As I explained several months ago using real-world 30-minute by 30-minute electricity demand data for 300 households (Why solar needn't kill the grid), there are large economy of scale benefits from utilising an electricity grid to pool our demand for energy to share power supply assets, rather than each household going off the grid and having to be self-sufficient.
This data illustrated that by meeting their electricity needs as a pooled group, these 300 households would more than halve their need for power generating capacity compared to if they each had to be self-sufficient.
This was because each household tended to have peaks in their electricity demand at different points in time. This approach allows for large savings by sharing power supply assets and suggests that even if batteries were to become really cheap there would still be considerable value from continuing to use the grid.
At the same time there is now a range of technologies emerging that can act as substitutes or competitors for grid capacity. The grid itself may be regulated as a monopoly service but, in fact, there are alternatives to augmenting the capacity of the grid by using small-scale power generation, energy storage and also information and communications technology to automatically shift demand in time.
So how do we deal with this in regulating and designing the energy market?
Reeves provides two guidepoints
1) We must strive to enhance and facilitate competition in the energy market where possible and minimise the scope of what networks can claim as part of their monopoly domain and contain their power to restrict competition.
2) We need to reform the structure of power prices away from being based on a single flat charge per kilowatt-hour irrespective of what time it is consumed, to a two-part tariff where consumers pay not just for the energy they consume, but also how much network capacity they use during peak periods (what Reeves calls a “demand charge”).

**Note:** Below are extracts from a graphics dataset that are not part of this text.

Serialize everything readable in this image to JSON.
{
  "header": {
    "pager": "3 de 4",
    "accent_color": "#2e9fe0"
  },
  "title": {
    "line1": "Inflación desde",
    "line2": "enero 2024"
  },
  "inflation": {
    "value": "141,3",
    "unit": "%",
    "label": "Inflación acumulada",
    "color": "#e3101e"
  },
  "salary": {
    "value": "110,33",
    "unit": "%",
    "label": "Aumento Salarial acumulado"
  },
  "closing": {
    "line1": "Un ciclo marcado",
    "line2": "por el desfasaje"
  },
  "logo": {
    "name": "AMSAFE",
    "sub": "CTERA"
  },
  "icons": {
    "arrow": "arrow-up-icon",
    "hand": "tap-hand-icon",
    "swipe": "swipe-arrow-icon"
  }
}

The two points above are highly interrelated. There is scope for networks to be exposed to greater competition. But at the same time for this to happen there needs to be a change in pricing electricity that provides a reward for those who can reduce the need for network capacity. How this reward is allocated should not be at the discretion of network businesses (which is the case presently).
As Reeves notes:
This is what we need to see in the network sector, with a transformation from the network sector seeing itself a one-way carrier of energy, to a platform to support generation, storage and demand management. Tariff reform – from energy-based usage charges to a demand based service charge – is an essential part of this response in redefining the nature of the service provided by the regulated network.

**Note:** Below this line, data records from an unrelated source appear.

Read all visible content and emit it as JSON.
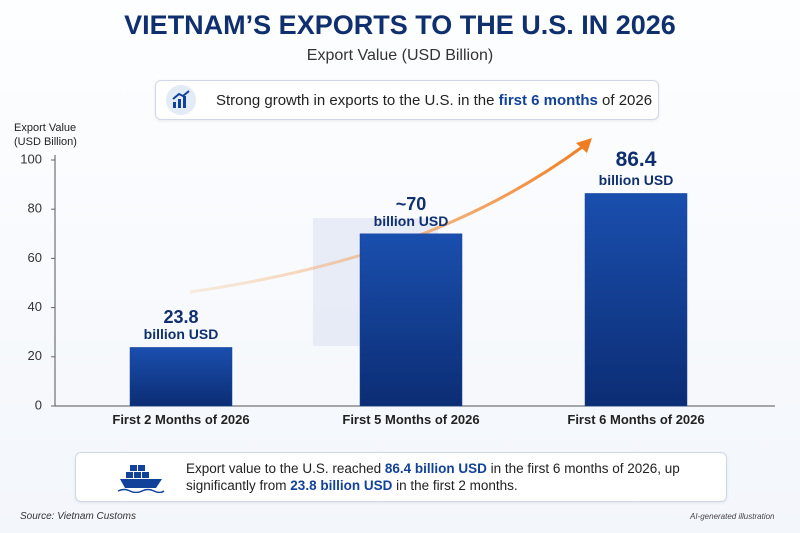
{
  "title": "VIETNAM’S EXPORTS TO THE U.S. IN 2026",
  "subtitle": "Export Value (USD Billion)",
  "banner": [
    "Strong growth in exports to the U.S. in the ",
    "first 6 months",
    " of 2026"
  ],
  "chart_data": {
    "type": "bar",
    "y_label": "Export Value (USD Billion)",
    "categories": [
      "First 2 Months of 2026",
      "First 5 Months of 2026",
      "First 6 Months of 2026"
    ],
    "values": [
      23.8,
      70,
      86.4
    ],
    "value_labels": [
      "23.8",
      "~70",
      "86.4"
    ],
    "value_unit": "billion USD",
    "color": "#12419a",
    "ylim": [
      0,
      100
    ],
    "yticks": [
      0,
      20,
      40,
      60,
      80,
      100
    ],
    "grid": false
  },
  "note": [
    "Export value to the U.S. reached ",
    "86.4 billion USD",
    " in the first 6 months of 2026, up significantly from ",
    "23.8 billion USD",
    " in the first 2 months."
  ],
  "source": "Source: Vietnam Customs",
  "credit": "AI-generated illustration"
}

The problem, however, is that there is large room for tariff reform to be done poorly and in a way that rather than facilitating competition, actually inhibits it.
If we are going to start charging customers large amounts of money for demand they place on the network during peak periods, we should also provide them with large rewards for relieving demand on the network during peak periods where they offset the demand of their neighbours via power exports. The debate so far seems to have completely ignored this fundamental counter-requirement for rewarding power exports.
If I install a battery system it can certainly offset my own demand for power throughput and load on the transformer during peak periods. This would be encouraged by charging me (or power retailers more generally) a network peak-demand charge. That’s good and represents progress over the current state.
But I might not be at home during the peak period and that battery system could do exactly the same job in relieving load on the transformer by being drawn upon by my neighbour via my battery exporting to the grid. Yet under the present regime government energy officials seem to think I’m only entitled to be paid the same price for my exported power as generators a hundred kilometres away from my neighbour, who would put load on the network transformer before reaching my neighbour.
In addition, there is no reason why someone who isn’t a power customer couldn’t also install battery systems or some other power supply downstream of the transformer that is capable of exporting power to the grid during peak periods. Why shouldn’t they get paid a price for relieving network capacity approximating the charge a customer is forced to pay for consuming that network capacity?
Presently if I want to get paid more than the wholesale value of electricity then I have to negotiate with the monopoly network business for a payment which is almost entirely at their discretion and subject to a set of rules that they get to define, based on information that I don’t have access to.
Why does a monopoly provider get to decide whether or not I’m allowed to compete with them?